Historic homestead preserves family’s rich history
MUSEUM and much-loved tourist attraction, the Greycliffe Homestead, will next month host a dinner to celebrate 50 years of the Banana Historical Society.
Greycliffe Homestead, built of slabs cut with a pitsaw and adze, round bush timber rafters and a shingle roof, was constructed near Banana in the early 1870s.
The modest home is square with a semi-detached kitchen, including a large living room with an open fireplace, and bedrooms lined with calico and chintz stuck on the walls to cover the rough slabs.

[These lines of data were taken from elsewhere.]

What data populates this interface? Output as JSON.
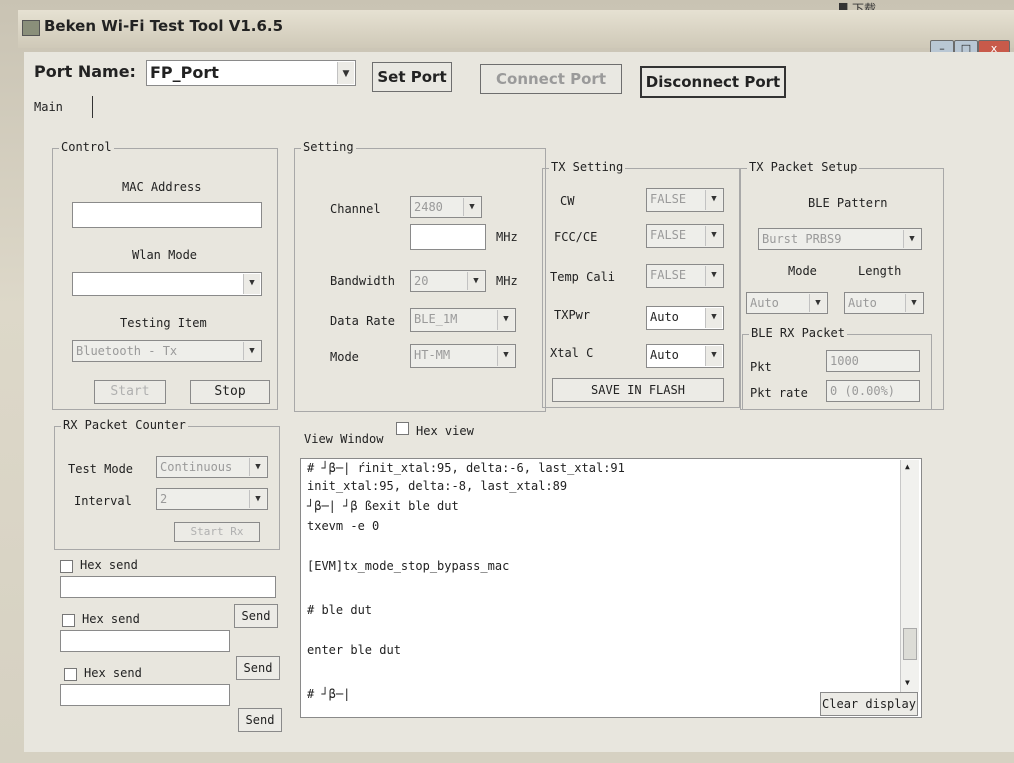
{
  "window": {
    "title": "Beken Wi-Fi Test Tool V1.6.5",
    "close_label": "x"
  },
  "desktop": {
    "download_label": "下载"
  },
  "port": {
    "label": "Port Name:",
    "value": "FP_Port",
    "set_button": "Set Port",
    "connect_button": "Connect Port",
    "disconnect_button": "Disconnect Port"
  },
  "tabs": [
    "Main"
  ],
  "control": {
    "title": "Control",
    "mac_label": "MAC Address",
    "mac_value": "",
    "wlan_label": "Wlan Mode",
    "wlan_value": "",
    "testing_label": "Testing Item",
    "testing_value": "Bluetooth - Tx",
    "start_button": "Start",
    "stop_button": "Stop"
  },
  "setting": {
    "title": "Setting",
    "channel_label": "Channel",
    "channel_value": "2480",
    "channel_mhz": "",
    "mhz": "MHz",
    "bandwidth_label": "Bandwidth",
    "bandwidth_value": "20",
    "datarate_label": "Data Rate",
    "datarate_value": "BLE_1M",
    "mode_label": "Mode",
    "mode_value": "HT-MM"
  },
  "tx_setting": {
    "title": "TX Setting",
    "cw_label": "CW",
    "cw_value": "FALSE",
    "fcc_label": "FCC/CE",
    "fcc_value": "FALSE",
    "temp_label": "Temp Cali",
    "temp_value": "FALSE",
    "txpwr_label": "TXPwr",
    "txpwr_value": "Auto",
    "xtal_label": "Xtal C",
    "xtal_value": "Auto",
    "save_button": "SAVE IN FLASH"
  },
  "tx_packet": {
    "title": "TX Packet Setup",
    "ble_pattern_label": "BLE Pattern",
    "ble_pattern_value": "Burst PRBS9",
    "mode_label": "Mode",
    "length_label": "Length",
    "mode_value": "Auto",
    "length_value": "Auto"
  },
  "ble_rx": {
    "title": "BLE RX Packet",
    "pkt_label": "Pkt",
    "pkt_value": "1000",
    "rate_label": "Pkt rate",
    "rate_value": "0 (0.00%)"
  },
  "rx_counter": {
    "title": "RX Packet Counter",
    "test_mode_label": "Test Mode",
    "test_mode_value": "Continuous",
    "interval_label": "Interval",
    "interval_value": "2",
    "start_button": "Start Rx"
  },
  "hex_send": [
    {
      "label": "Hex send",
      "value": "",
      "button": ""
    },
    {
      "label": "Hex send",
      "value": "",
      "button": "Send"
    },
    {
      "label": "Hex send",
      "value": "",
      "button": "Send"
    },
    {
      "label": "",
      "value": "",
      "button": "Send"
    }
  ],
  "view_window": {
    "title": "View Window",
    "hex_view_label": "Hex view",
    "lines": [
      "# ┘β─| ŕinit_xtal:95, delta:-6, last_xtal:91",
      "init_xtal:95, delta:-8, last_xtal:89",
      "┘β─| ┘β ßexit ble dut",
      "txevm -e 0",
      "",
      "[EVM]tx_mode_stop_bypass_mac",
      "",
      "# ble dut",
      "",
      "enter ble dut",
      "",
      "# ┘β─|"
    ],
    "clear_button": "Clear display"
  }
}
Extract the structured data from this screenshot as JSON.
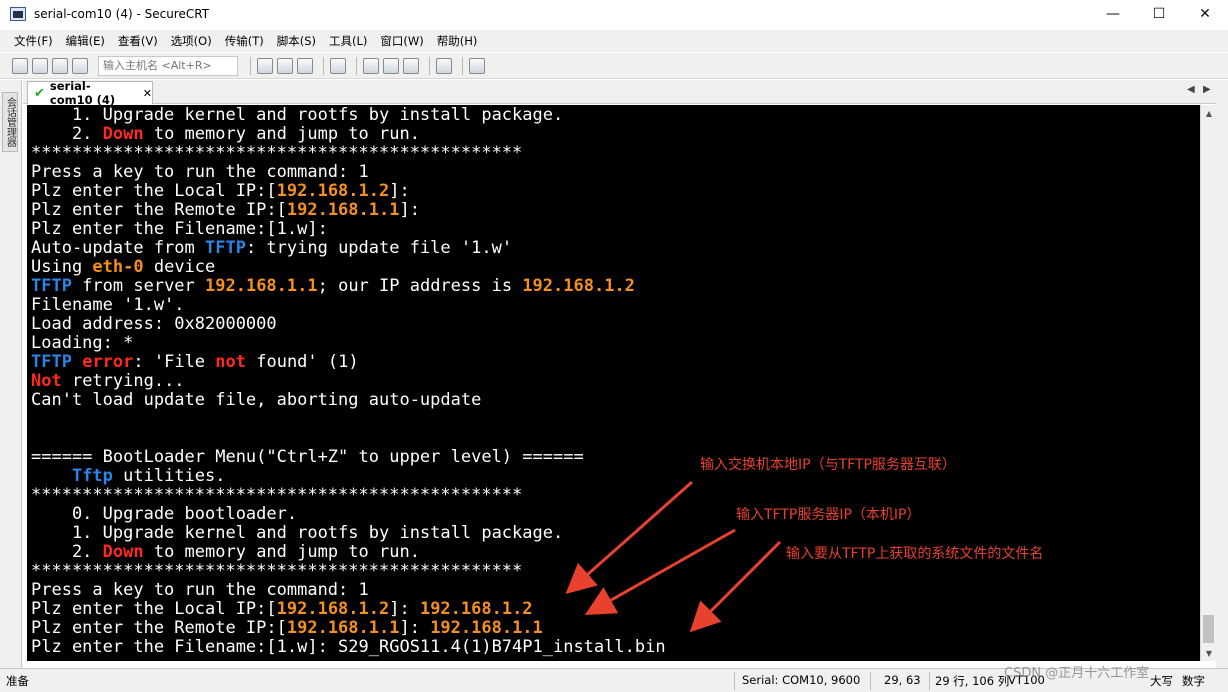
{
  "window": {
    "title": "serial-com10 (4) - SecureCRT",
    "minimize": "—",
    "maximize": "☐",
    "close": "✕"
  },
  "menu": [
    "文件(F)",
    "编辑(E)",
    "查看(V)",
    "选项(O)",
    "传输(T)",
    "脚本(S)",
    "工具(L)",
    "窗口(W)",
    "帮助(H)"
  ],
  "toolbar": {
    "host_placeholder": "输入主机名 <Alt+R>"
  },
  "sidebar": {
    "session_manager_label": "会话管理器"
  },
  "tab": {
    "label": "serial-com10 (4)",
    "close": "✕",
    "scroll_left": "◀",
    "scroll_right": "▶"
  },
  "terminal": {
    "lines": [
      [
        {
          "t": "    1. Upgrade kernel and rootfs by install package."
        }
      ],
      [
        {
          "t": "    2. "
        },
        {
          "t": "Down",
          "c": "red"
        },
        {
          "t": " to memory and jump to run."
        }
      ],
      [
        {
          "t": "************************************************"
        }
      ],
      [
        {
          "t": "Press a key to run the command: 1"
        }
      ],
      [
        {
          "t": "Plz enter the Local IP:["
        },
        {
          "t": "192.168.1.2",
          "c": "orange"
        },
        {
          "t": "]:"
        }
      ],
      [
        {
          "t": "Plz enter the Remote IP:["
        },
        {
          "t": "192.168.1.1",
          "c": "orange"
        },
        {
          "t": "]:"
        }
      ],
      [
        {
          "t": "Plz enter the Filename:[1.w]:"
        }
      ],
      [
        {
          "t": "Auto-update from "
        },
        {
          "t": "TFTP",
          "c": "blue"
        },
        {
          "t": ": trying update file '1.w'"
        }
      ],
      [
        {
          "t": "Using "
        },
        {
          "t": "eth-0",
          "c": "orange"
        },
        {
          "t": " device"
        }
      ],
      [
        {
          "t": "TFTP",
          "c": "blue"
        },
        {
          "t": " from server "
        },
        {
          "t": "192.168.1.1",
          "c": "orange"
        },
        {
          "t": "; our IP address is "
        },
        {
          "t": "192.168.1.2",
          "c": "orange"
        }
      ],
      [
        {
          "t": "Filename '1.w'."
        }
      ],
      [
        {
          "t": "Load address: 0x82000000"
        }
      ],
      [
        {
          "t": "Loading: *"
        }
      ],
      [
        {
          "t": "TFTP",
          "c": "blue"
        },
        {
          "t": " "
        },
        {
          "t": "error",
          "c": "red"
        },
        {
          "t": ": 'File "
        },
        {
          "t": "not",
          "c": "red"
        },
        {
          "t": " found' (1)"
        }
      ],
      [
        {
          "t": "Not",
          "c": "red"
        },
        {
          "t": " retrying..."
        }
      ],
      [
        {
          "t": "Can't load update file, aborting auto-update"
        }
      ],
      [
        {
          "t": ""
        }
      ],
      [
        {
          "t": ""
        }
      ],
      [
        {
          "t": "====== BootLoader Menu(\"Ctrl+Z\" to upper level) ======"
        }
      ],
      [
        {
          "t": "    "
        },
        {
          "t": "Tftp",
          "c": "blue"
        },
        {
          "t": " utilities."
        }
      ],
      [
        {
          "t": "************************************************"
        }
      ],
      [
        {
          "t": "    0. Upgrade bootloader."
        }
      ],
      [
        {
          "t": "    1. Upgrade kernel and rootfs by install package."
        }
      ],
      [
        {
          "t": "    2. "
        },
        {
          "t": "Down",
          "c": "red"
        },
        {
          "t": " to memory and jump to run."
        }
      ],
      [
        {
          "t": "************************************************"
        }
      ],
      [
        {
          "t": "Press a key to run the command: 1"
        }
      ],
      [
        {
          "t": "Plz enter the Local IP:["
        },
        {
          "t": "192.168.1.2",
          "c": "orange"
        },
        {
          "t": "]: "
        },
        {
          "t": "192.168.1.2",
          "c": "orange"
        }
      ],
      [
        {
          "t": "Plz enter the Remote IP:["
        },
        {
          "t": "192.168.1.1",
          "c": "orange"
        },
        {
          "t": "]: "
        },
        {
          "t": "192.168.1.1",
          "c": "orange"
        }
      ],
      [
        {
          "t": "Plz enter the Filename:[1.w]: S29_RGOS11.4(1)B74P1_install.bin"
        }
      ]
    ]
  },
  "annotations": [
    "输入交换机本地IP（与TFTP服务器互联）",
    "输入TFTP服务器IP（本机IP）",
    "输入要从TFTP上获取的系统文件的文件名"
  ],
  "status": {
    "ready": "准备",
    "connection": "Serial: COM10, 9600",
    "cursor": "29,  63",
    "rows_cols": "29 行, 106 列",
    "terminal_type": "VT100",
    "caps": "大写",
    "num": "数字",
    "watermark": "CSDN @正月十六工作室"
  },
  "colors": {
    "terminal_bg": "#000000",
    "terminal_fg": "#ffffff",
    "red": "#ff2a1e",
    "orange": "#f5901e",
    "blue": "#2b85e8",
    "annotation": "#e8412e"
  }
}
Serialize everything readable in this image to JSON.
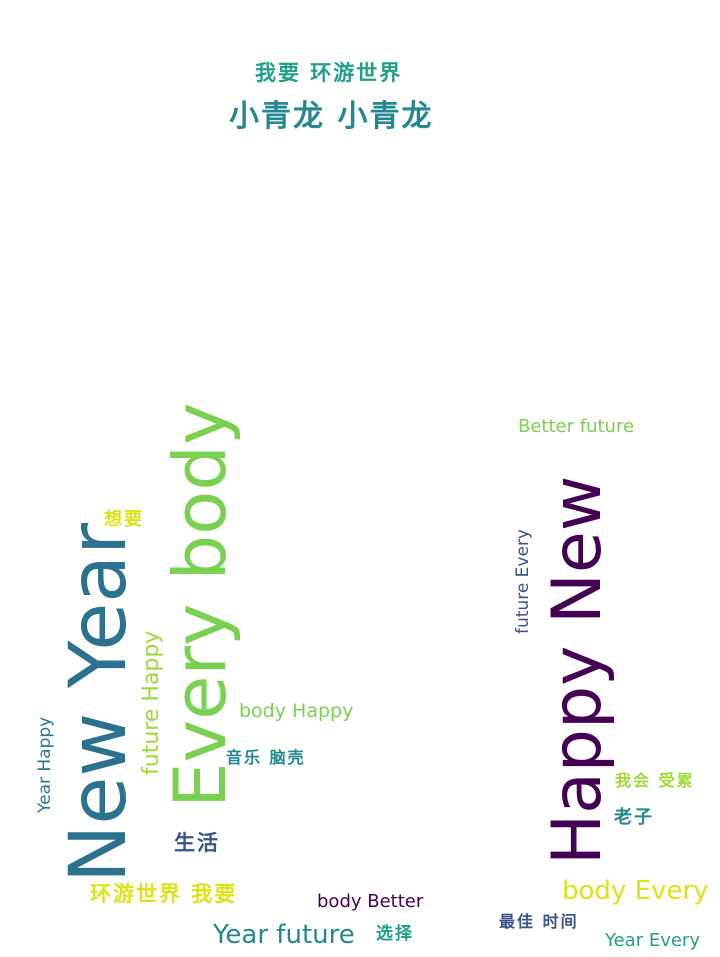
{
  "colors": {
    "teal": "#23898e",
    "green": "#7ad151",
    "purple": "#440154",
    "yellow": "#dde318",
    "blue": "#2c728e",
    "navy": "#3b528b",
    "mid_green": "#29af7f"
  },
  "words": [
    {
      "text": "我要 环游世界"
    },
    {
      "text": "小青龙 小青龙"
    },
    {
      "text": "Better future"
    },
    {
      "text": "想要"
    },
    {
      "text": "Every body"
    },
    {
      "text": "New Year"
    },
    {
      "text": "future Happy"
    },
    {
      "text": "body Happy"
    },
    {
      "text": "Year Happy"
    },
    {
      "text": "音乐 脑壳"
    },
    {
      "text": "生活"
    },
    {
      "text": "环游世界 我要"
    },
    {
      "text": "body Better"
    },
    {
      "text": "Year future"
    },
    {
      "text": "选择"
    },
    {
      "text": "future Every"
    },
    {
      "text": "Happy New"
    },
    {
      "text": "我会 受累"
    },
    {
      "text": "老子"
    },
    {
      "text": "body Every"
    },
    {
      "text": "最佳 时间"
    },
    {
      "text": "Year Every"
    }
  ]
}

The historic property is heritage listed by the National Trust of Queensland as “an essential building worthy of preservation at all costs.”
It was home to the family of William Nott, son of Charles and Elizabeth Nott, convicts transported to Australia in the 1830s, and would remain the property of the Notts for more than one hundred years.
William Nott’s wife Sophie gave birth to seven children at Greycliffe Homestead.
One of their daughters, Emma, the homestead’s final resident, went on to become a trained nurse and served in Egypt, on hospital ships and in Army hospitals in England during WWI.
After her mother died in 1929, Emma, an independent and capable character, lived a solitary life at Greycliffe until her death in 1972.
In 1979, the Historical Society, fearing the cherished site would decay or be burnt in a bushfire, resumed Greycliffe Homestead, cut it in two and transported it 37km down the highway to its present home on Gladstone Rd in Biloela.
The group of dedicated individuals has preserved the building which gives people an insight into what life was like 100 years ago.
The homestead has been restored and refurnished in the period when the children of Sophia and William Nott were raised, recreating Greycliffe’s ambience for the enlightenment of future generations.
In the years since, a blacksmith’s shop, slab kitchen and machinery shed have been added to the impressive complex.
On the evening of Sunday, November 4, the Historical Society, which began in 1968 at informal meetings in people’s homes, invites residents to attend its 50th anniversary at Greycliffe.